Como havia dito, a história é bem básica, ainda mais a colocando de lado às recentes produções da Marvel, como "X-Men: Primeira Classe" e "Thor". No quesito história, definitivamente o filme fica devendo e muito, a trama termina nos primeiros minutos e até o final são lutas, batalhas, explosões e fugas. Enfim, quem procura blockbuster com muita ação, "Capitão América" é o endereço certo, mas não espere por um "Cavaleiro das Trevas" ou até mesmo "Homem de Ferro" que foi muito superior. Não há complexidade nos personagens, Steve Rogers não enfrenta dilemas pessoais, tudo se resume a ele no meio de uma batalha, além da construção de um herói, onde esta mesma contrução se conclui antes da primeira hora, não demora muito pra ele virar ídolo de todo o mundo, onde ele é ovacionado por todos depois de alguma luta. Para piorar, a existência do vilão não ajuda em nada, Caveira Vermelha é sem sal, e tem aquele desejo mais clichê impossível de querer dominar o mundo!

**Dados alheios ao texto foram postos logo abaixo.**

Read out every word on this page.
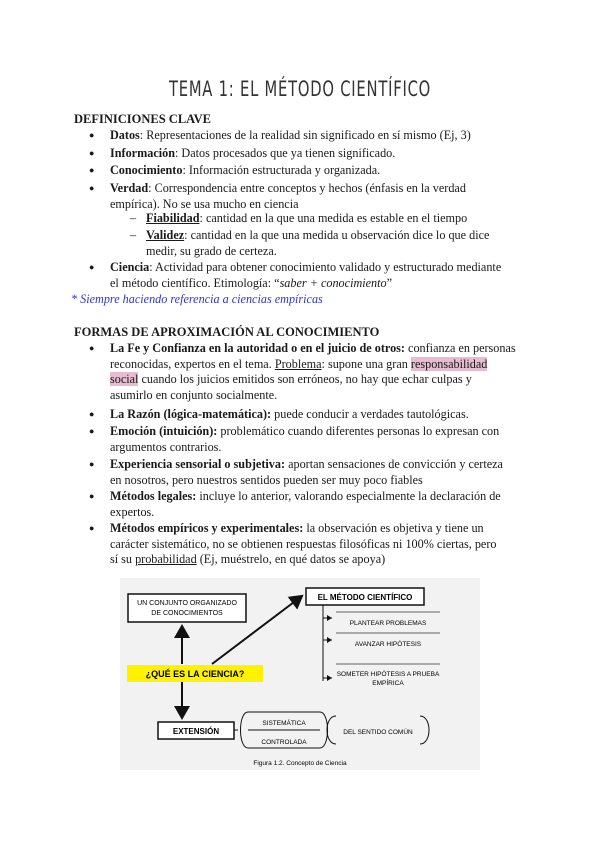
TEMA 1: EL MÉTODO CIENTÍFICO
DEFINICIONES CLAVE
● Datos: Representaciones de la realidad sin significado en sí mismo (Ej, 3)
● Información: Datos procesados que ya tienen significado.
● Conocimiento: Información estructurada y organizada.
● Verdad: Correspondencia entre conceptos y hechos (énfasis en la verdad
empírica). No se usa mucho en ciencia
– Fiabilidad: cantidad en la que una medida es estable en el tiempo
– Validez: cantidad en la que una medida u observación dice lo que dice
medir, su grado de certeza.
● Ciencia: Actividad para obtener conocimiento validado y estructurado mediante
el método científico. Etimología: “saber + conocimiento”
* Siempre haciendo referencia a ciencias empíricas
FORMAS DE APROXIMACIÓN AL CONOCIMIENTO
● La Fe y Confianza en la autoridad o en el juicio de otros: confianza en personas
reconocidas, expertos en el tema. Problema: supone una gran responsabilidad
social cuando los juicios emitidos son erróneos, no hay que echar culpas y
asumirlo en conjunto socialmente.
● La Razón (lógica-matemática): puede conducir a verdades tautológicas.
● Emoción (intuición): problemático cuando diferentes personas lo expresan con
argumentos contrarios.
● Experiencia sensorial o subjetiva: aportan sensaciones de convicción y certeza
en nosotros, pero nuestros sentidos pueden ser muy poco fiables
● Métodos legales: incluye lo anterior, valorando especialmente la declaración de
expertos.
● Métodos empíricos y experimentales: la observación es objetiva y tiene un
carácter sistemático, no se obtienen respuestas filosóficas ni 100% ciertas, pero
sí su probabilidad (Ej, muéstrelo, en qué datos se apoya)
UN CONJUNTO ORGANIZADO
DE CONOCIMIENTOS
EL MÉTODO CIENTÍFICO
PLANTEAR PROBLEMAS
AVANZAR HIPÓTESIS
SOMETER HIPÓTESIS A PRUEBA
EMPÍRICA
¿QUÉ ES LA CIENCIA?
EXTENSIÓN
SISTEMÁTICA
CONTROLADA
DEL SENTIDO COMÚN
Figura 1.2. Concepto de Ciencia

Um dos elementos que salva a falta de história é a direção de Joe Johnston que prova aqui que aprendeu bem como Steve Spielberg em Jurassic Park, onde ficou responsável pela terceira parte da aventura. Joe domina bem o filme, constrói cenas visualmente belas, é tudo muito perfeito, as cenas de ação são ótimas, desde os efeitos especiais e sonoros, tudo tem um bom ritmo. Além dos figurinos muito bem feitos e explorados pelo filme e trilha sonora bem conveniente para o estilo. Tudo bem que há algumas sequências que exageram onde coisas muito além do possível acontecem, mas é um filme de herói, é quase que aceitável.
Esperava mesmo ver um Chris Evans que me fizesse queimar a língua quando fiz uma cara de espanto ao saber que ele seria o Capitão América, mas isso não aconteceu, em nenhum momento ele estraga o filme, fez o que tinha que ser feito, mas infelizmente não fez mais nada além do esperado, fez seu papel, não surpreende. Por outro lado, os coadjuvantes elevam o nível do longa, como Tommy Lee Jones, impecável na pele do General e Stanley Tucci, sempre um coadjuvante de peso e aqui não é diferente, é uma pequena participação mas muito válida. Dominic Cooper aparece como Howard Stark (o pai do Tony) e agrada fácil com sua performance que remete e muito a já construída por Robert Downey Jr., trazendo graça para o filme. A presença feminina é marcada pela desconhecida Hayley Atwell, que tem uma atuação notável e suas cenas com Chris Evans são ótimas e não ficam na chatice de herói e mocinha. Ainda vemos Sebastian Stan, ator promissor cada vez mais visto em Hollywood e o veterano e sempre ótimo Toby Jones. Ah! E o vilão Hugo Weaving que está ótimo, mas o personagem é fraco.
O que vemos em "Capitão América" é a exaltação do herói norte-americano, de forma bastante insistente e por isso, chata. Ele é bom demais, tem o coração maior que ele, ajuda a todos a todo momento, a ainda tem a contribuição da trilha sonora que exalta ainda mais sua bravura, sua honra, seu patriotista. Irrita e infelizmente o roteiro não se esforça em nenhum momento em criar um personagem um pouco mais humano, o mesmo se diz do vilão, que é fantasioso demais, caricato demais, e nunca se mostra tão poderoso quanto se diz ser, não há como temê-lo e achar que ele poderia vencer o Capitão. Enfim, duas horas preenchidas com muita ação e muitos efeitos especiais, sem grandes diálogos e sem grandes idéias. Para quem procura somente entretenimento é uma ótima escolha.